En dépit de cette intégration, le Fonds monétaire international a indiqué que les réformes financières devaient s’accélérer, et l’ouverture de ses marchés devait réellement convaincre les investisseurs étrangers.

En effet, la devise restant difficilement convertible et suspendue à l’interventionnisme du gouvernement. Le yuan est depuis samedi officiellement partie intégrante de l’unité de compte du Fonds monétaire international, les droits de tirage spéciaux (DTS), rejoignant le dollar, l’euro, la livre britannique et le yen japonais.

Il s’agit là d’une « étape historique » pour l’internationalisation du renminbi, qui « confirme la réussite de la Chine dans ses réformes et l’ouverture de son secteur financier« , a indiqué la Banque populaire de Chine (PBoC).

Mitul Kotech, analyste de Barclays, a indiqué à l’Agence France Presse que cette introduction est « un symbole ». De son côté, l’agence de presse, Xinhua, a estimé que l’entrée du yuan est « un événement historique pour la Chine et le système monétaire international », allant « contribuer à créer un ordre économique davantage multipolaire et faire avancer la réforme de ce même système monétaire ».

Mais surtout pour Beijing, « un pas supplémentaire pour que le yuan s’impose comme devise de réserve« , a indiqué l’analyste. En effet, la PBoC a indiqué que le nouveau panier du FMI allait améliorer la représentativité, la stabilité et l’attractivité des devises de réserve.

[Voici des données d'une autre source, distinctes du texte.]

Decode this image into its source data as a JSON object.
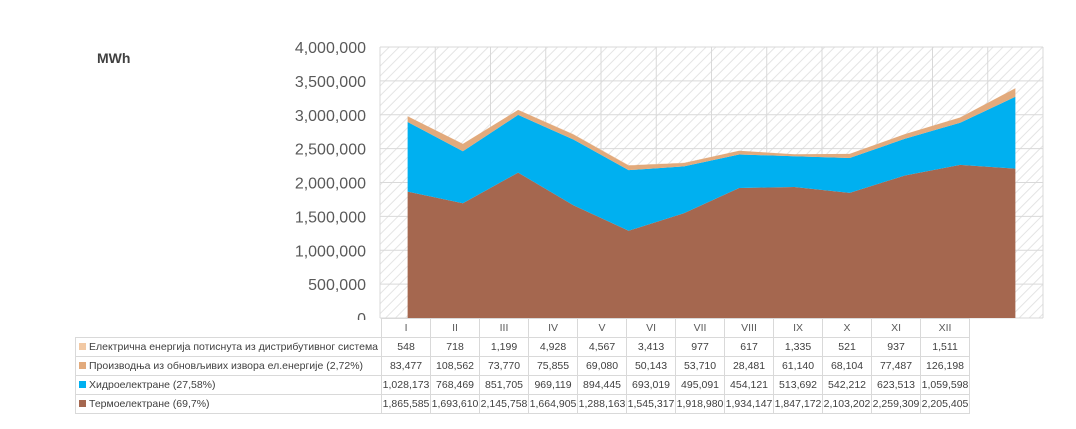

Cette dernière a assuré qu’il était « naturel de reconnaître » au renminbi (yuan, RMB) le statut de devise de réserve mondiale, car « l’utilisation de la monnaie chinoise à l’échelle globale a connu une croissance spectaculaire ces dernières années », note l’agence de presse, Xinhua.

Dans le nouveau panier des DTS, le yuan a une proportion de 10,92%, le dollar de 41,73%, l’euro de 30,93%, le yen japonais de 8,33% et la livre sterling de 8,09%. D’après Dariusz Kowalczyk, analyste de Crédit agricole, cette situation pourrait accroitre les réserves en yuans de 25 à 30 milliards de dollars (22 à 26 milliards d’euros) à moyen terme. De plus, le marché des obligations en yuans pourrait attirer de son côté jusqu’à 1 000 milliards de dollars (880 milliards d’euros) en 5 ans, selon Bloomberg.

Mais « le yuan n’a pas encore conquis le statut de monnaie de réserve », a insisté Simon MacAdam, analyste chez Capital Economics. « Ce qui décide les banques centrales, c’est la certitude que la monnaie puisse être aisément vendue si nécessaire sur des marchés vastes et liquides », a-t-il expliqué.

Or, « les responsables de réserves de changes y réfléchiront à deux fois avant de se lier à la devise d’un pays dont les autorités interviennent quand ça leur chante » sur les marchés financiers, abonde son collègue Julian Evans-Pritchard, analyste du cabinet Capital Economics, pour qui « l’impact restera minimal sur la demande d’actifs en renminbis ».